In the current tech landscape, "Microservices" has become a buzzword synonymous with modernity. However, at our studio, we often advise clients against premature optimization. While microservices offer scalability and isolation, they come with a "complexity tax" that can cripple early-stage startups.
The Monolith Advantage For most MVPs (Minimum Viable Products) and small-to-mid-sized applications, a well-structured Monolith (specifically, a Modular Monolith) is often the superior choice. It allows for faster refactoring, simplified deployment pipelines, and easier end-to-end testing. You don't need the overhead of Kubernetes orchestration or complex service meshes when you are still finding product-market fit.
The Tipping Point: When to Split So, when do we recommend breaking the monolith?
Scaling Teams, Not Just Traffic: When you have multiple backend teams tripping over each other's merge requests.

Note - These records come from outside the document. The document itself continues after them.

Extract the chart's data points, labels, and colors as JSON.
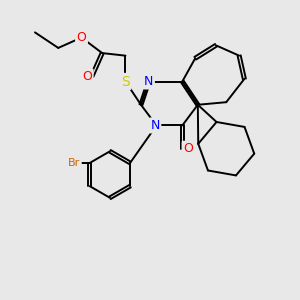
{
  "background_color": "#e8e8e8",
  "atom_colors": {
    "O": "#ff0000",
    "N": "#0000ff",
    "S": "#cccc00",
    "Br": "#cc6600",
    "C": "#1a8c1a",
    "black": "#000000"
  },
  "figsize": [
    3.0,
    3.0
  ],
  "dpi": 100
}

Divergent Performance Profiles: When one part of your app (e.g., image processing) needs massive CPU power while the rest (CRUD operations) is I/O bound.
Fault Isolation: When a crash in the reporting module shouldn't bring down the checkout process.
Our Approach We believe in "Evolutionary Architecture." We start with a clean, loosely coupled Node.js monolith. As specific domains within the application mature and demand independence, we carve them out into separate services. This pragmatic approach saves budget and keeps velocity high.